21 Şubat 2022 Pazartesi

Resûlullah Efendimiz (s.a.v.): “Sizden birinizin, her gece Kur’ân-ı Kerîm’in üçte birini okumaya gücü yetmez mi?” buyurdular. (Ashâb-ı Kirâm) “Buna kimin gücü yeter (yâ Resûlallah)” dediler. “(Kur’ân-ı Kerîm’in üçte birine muâdil olan) Kul hüvallâhü ehad’ı okuyan(ın gücü yeter).” buyurdular. (Taberânî, el-Mu’cemü’l-Evsat)

  EFENDİMİZ (S.A.V.)’İN MERHAMETİ

Uhud’da atılan taşların isabet etmesiyle Hz. Peygamber (s.a.v.)’in mübarek yüzü kana boyandı. Bu hali ile yine Kureyşliler’in ıslahı için, “Allah’ım, kavmime hidayet ver. Çünkü onlar bilmiyorlar” duâsını ahad olan Allah (c.c.)’un dergâhına arzediyordu.
Bilinmeli ki, işkenceye sabretmek nefsin cihadıdır.

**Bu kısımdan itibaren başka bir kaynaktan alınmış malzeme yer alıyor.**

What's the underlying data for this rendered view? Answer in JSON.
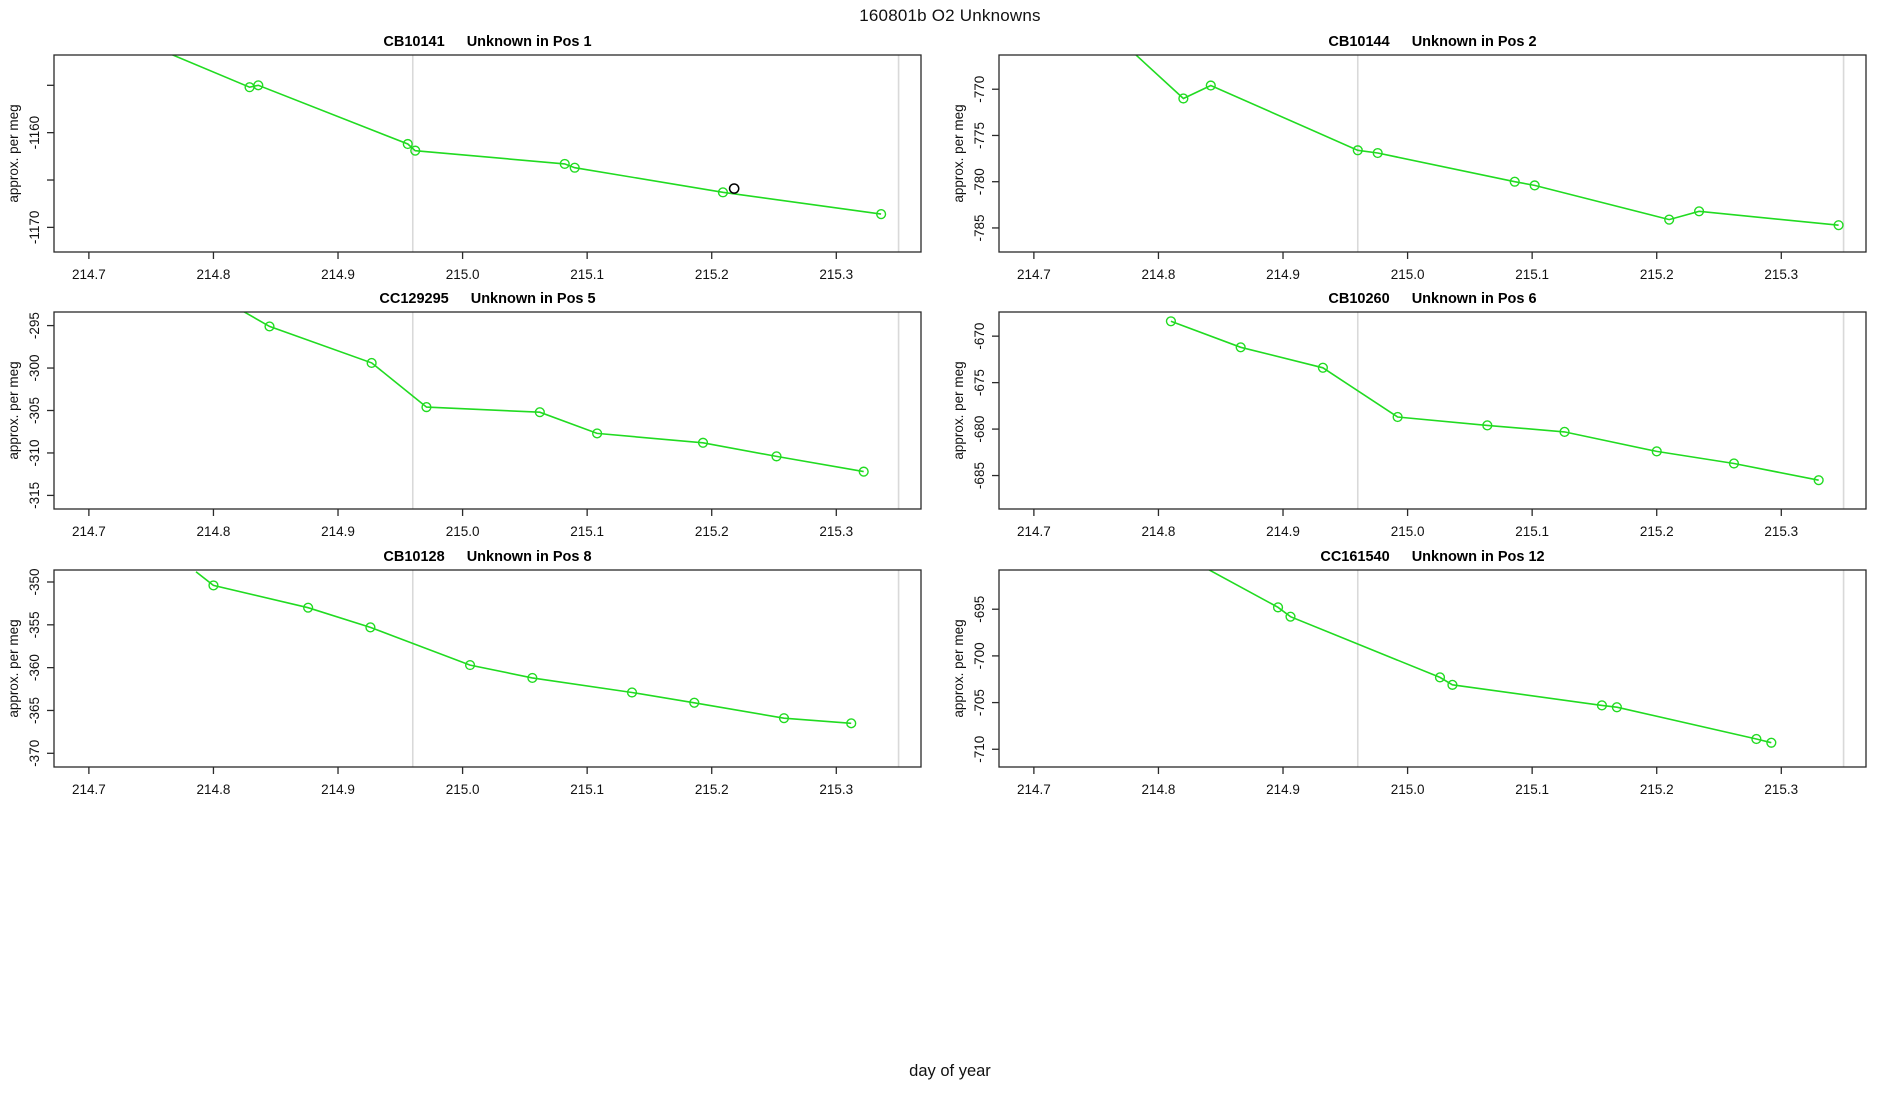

Cenâb-ı Hakk nefsi, kendisine bir zarar, bir kötülük geldiği zaman rahatsız olsun ve elem çeksin diye yarattı. Bunun içindir ki, Hz. Peygamber (s.a.v.)’e bu işkence güç geldi, acı çekti fakat sabretti. Çünkü sabredenlere Cenâb-ı Hakk’ın verdiği ecir ve sevabın sonsuz olduğunu biliyordu ve işkenceye sabretmek, dayanmak, kendisine gelen bir belâ hakkında idi. İslâm dini hakkında değildi. Eğer İslâm dinini küçültüp ona ihanet, hakaret edilseydi o zaman Cenâb-ı Hakk’ın şerefli emrine uyup Kur’an-ı Kerim’deki meâlen; “Ey Peygamber, kâfirlerle, münafıklarla savaş, onlara karşı sert davran...” (Tevbe s. 73) hükmüne göre kâfir ve münafıklarla savaşır, onlara karşı sert ve şiddet gösterirdi. Kendisine gelen haksızlıklara karşı sabırlı idi.
İmâm Buhâri, Enes bin Mâlik (r.a.)’in şöyle anlattığını söylüyor: “Ben Hz. Peygamber (s.a.v.)’le gidiyordum. Resûlullah (s.a.v.)’in sırtında kenarları kalın bir aba vardı. Bir Arabî geldi ve abasına yapışıp kuvvetli çekti. Mübarek omuzunun üstünde abanın kaim kenarının geldiği yere baktım çizilmişti. Sonra Arabî, “Ya Muhammed (s.a.v.), emret, Allah (c.c.)’un malından bana versinler” dedi. Hz. Peygamber (s.a.v.) dönüp ona baktı, gülümsedi ve kendisine mal verilmesini emir buyurdu.
İşte nefsi ve malı yönünden gösterdiği bu sonsuz sabır ve fedakarlıkla, güzel ve seçkin ahlâkıyla insanları kendine bağladı, itaât ettirip İslâm’a getirdi. Zorla ve nefretle değil, isteyerek ve severek müslümanlığı kabul ettirdi.